Microsoft history buffs may recall that Microsoft fielded a .Net watch, its Smart Personal Objects Technology (SPOT) timepiece, back in 2004. It was discontinued in 2008. There have been rumors Redmond may take another crack at the smart watch business with a touch-centric model, possibly this year.
In the interim, custom electronics developer Secret Labs is moving full steam ahead with its own .Net Micro Framework-based Agent watch, for which it has been seeking funding via Kickstarter since earlier this month. (Those are Secret Labs' shots of the coming watches, above, from the Kickstarter page.)
Secret Labs is the company behind the open-source Netduino line of custom electronics, as well as its own hardware, software and services used by the smart home and building control industries. For the Agent watches it has partnered with another New York City-based company, House of Horology, which makes Bedlam fashion watches, in developing the Agent.
The Agent watch is designed to talk to users' smartphones (Windows Phone 8, iPhone 4s or newer and Android 2.3 or newer) using Bluetooth. Users will be able to control their music libraries, display incoming calls and notifications and feel a vibration if they accidentally forget their phones, the Kickstarter page notes. Users also will be able to download additional watchfaces through their phones.
The waterproof Agent watch, acording to its Kickstarter page, relies on a 120 MHz ARM Cortex-M4 prodessor, with a secondary AVR co-processor. It incorporates a 1.28-inch square memory display, Bluetooth 4.0 and an ambient light sensor. It supports Qi wireless charging and runs the Agent OS 1.0, which includes the .Net Microframework 4.3.
Microsoft developed the .Net Micro Framework embedded platform, which was the heart of the Microsoft SPOT watches, some early smart coffee makers and some other small, low-power devices that were unable to accommodate the .Net Compact Framework. In 2009, Microsoft ceased work on the .Net Micro Framework and turned code support over to the community.

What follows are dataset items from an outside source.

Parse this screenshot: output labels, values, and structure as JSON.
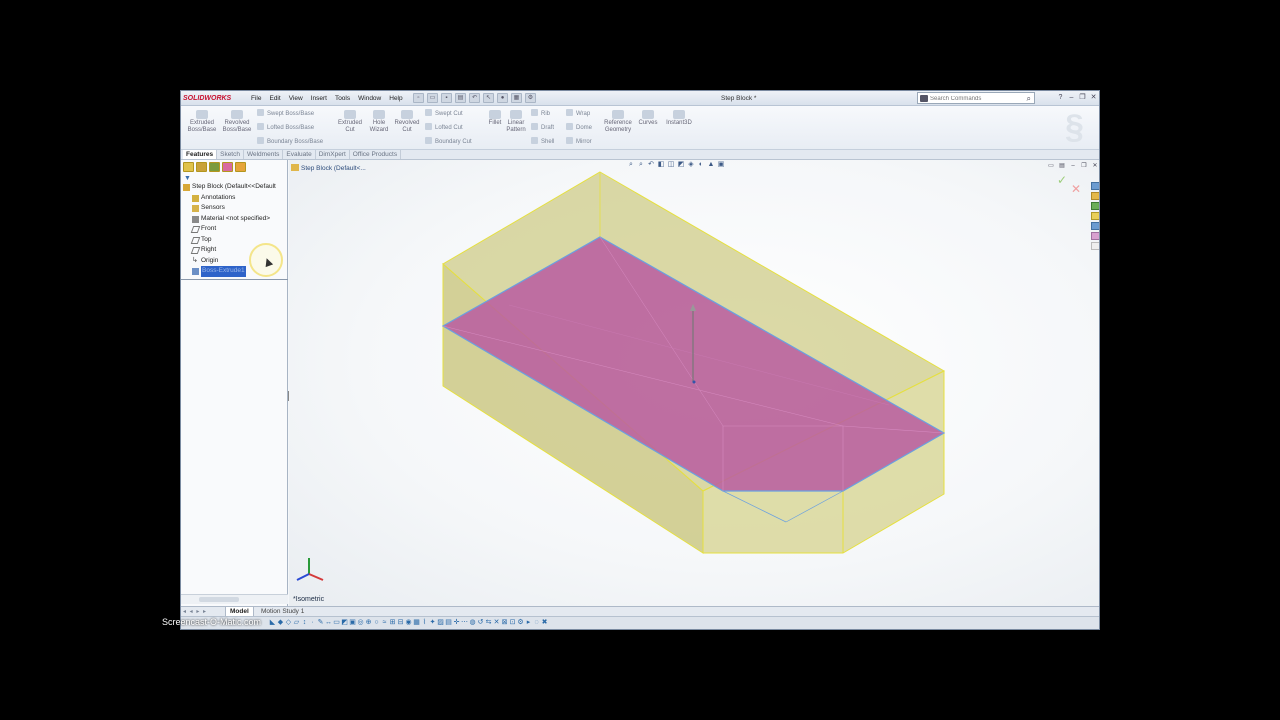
{
  "app": {
    "logo_text": "SOLIDWORKS",
    "document_title": "Step Block *",
    "menu": [
      "File",
      "Edit",
      "View",
      "Insert",
      "Tools",
      "Window",
      "Help"
    ],
    "search_placeholder": "Search Commands"
  },
  "command_manager": {
    "extruded_boss": "Extruded\nBoss/Base",
    "revolved_boss": "Revolved\nBoss/Base",
    "swept_boss": "Swept Boss/Base",
    "lofted_boss": "Lofted Boss/Base",
    "boundary_boss": "Boundary Boss/Base",
    "extruded_cut": "Extruded\nCut",
    "hole_wizard": "Hole\nWizard",
    "revolved_cut": "Revolved\nCut",
    "swept_cut": "Swept Cut",
    "lofted_cut": "Lofted Cut",
    "boundary_cut": "Boundary Cut",
    "fillet": "Fillet",
    "linear_pattern": "Linear\nPattern",
    "rib": "Rib",
    "draft": "Draft",
    "shell": "Shell",
    "wrap": "Wrap",
    "dome": "Dome",
    "mirror": "Mirror",
    "reference_geometry": "Reference\nGeometry",
    "curves": "Curves",
    "instant3d": "Instant3D"
  },
  "cmd_tabs": [
    "Features",
    "Sketch",
    "Weldments",
    "Evaluate",
    "DimXpert",
    "Office Products"
  ],
  "tree": {
    "root": "Step Block  (Default<<Default",
    "items": [
      "Annotations",
      "Sensors",
      "Material <not specified>",
      "Front",
      "Top",
      "Right",
      "Origin",
      "Boss-Extrude1"
    ]
  },
  "viewport": {
    "breadcrumb": "Step Block  (Default<...",
    "view_label": "*Isometric"
  },
  "bottom_tabs": [
    "Model",
    "Motion Study 1"
  ],
  "overlay_watermark": "Screencast-O-Matic.com",
  "colors": {
    "solid_face": "#d4d28c",
    "sketch_face": "#b85ca0",
    "edge_highlight": "#6aa0e0",
    "edge_yellow": "#e6e040"
  }
}
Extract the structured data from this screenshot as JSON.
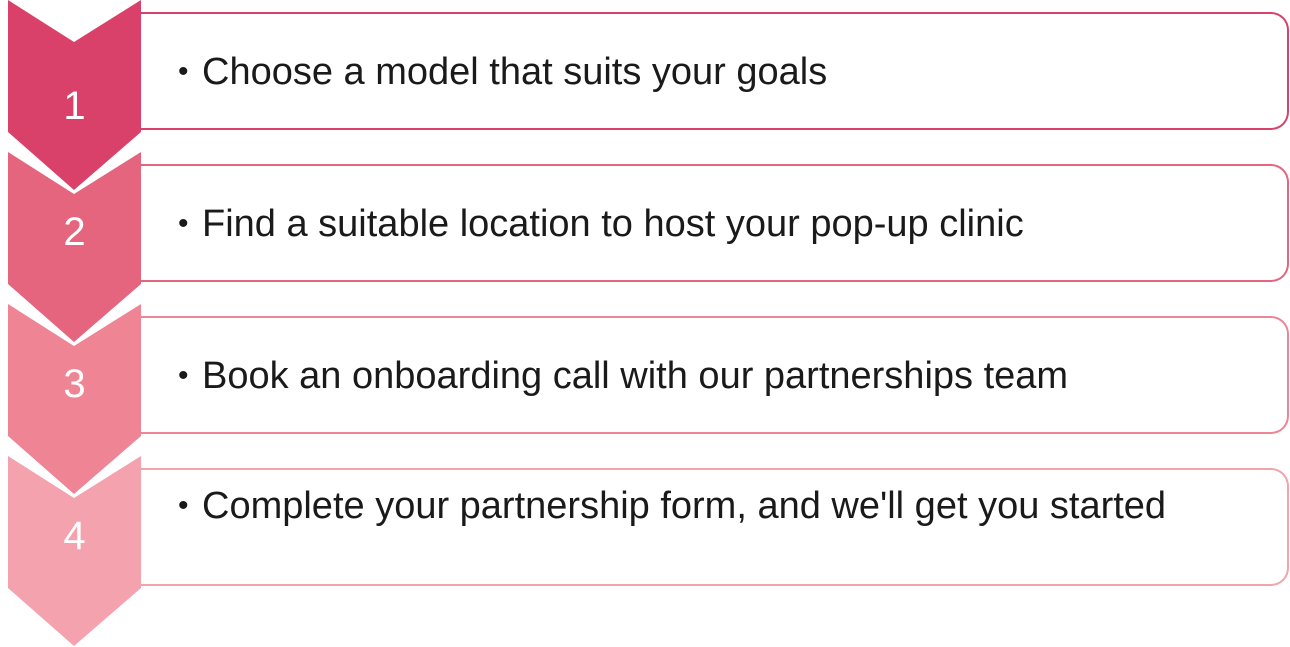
{
  "colors": {
    "step1": "#d9416a",
    "step2": "#e5647e",
    "step3": "#ee8494",
    "step4": "#f4a2ad",
    "text": "#1a1a1a"
  },
  "bullet_symbol": "•",
  "steps": [
    {
      "number": "1",
      "text": "Choose a model that suits your goals"
    },
    {
      "number": "2",
      "text": "Find a suitable location to host your pop-up clinic"
    },
    {
      "number": "3",
      "text": "Book an onboarding call with our partnerships team"
    },
    {
      "number": "4",
      "text": "Complete your partnership form, and we'll get you started"
    }
  ]
}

Watch apps can be written in C# using Microsoft Visual Studio 2012 (including the free Express edition). Watch apps can be deployed over Bluetooth. Developers also can interact remotely with Agent via Bluetooth from their Objective-C, C#, or Java smartphone apps.
Secret Labs plans to order parts, build circuit boards, finish support for Bluetooth Low Energy mode between June and September. It is planning to obtain FCC, CE and Qi certifications in October, and start pilot production in November. Full production is slated to begin in December 2013, according to the Agent watch Kickstarter page.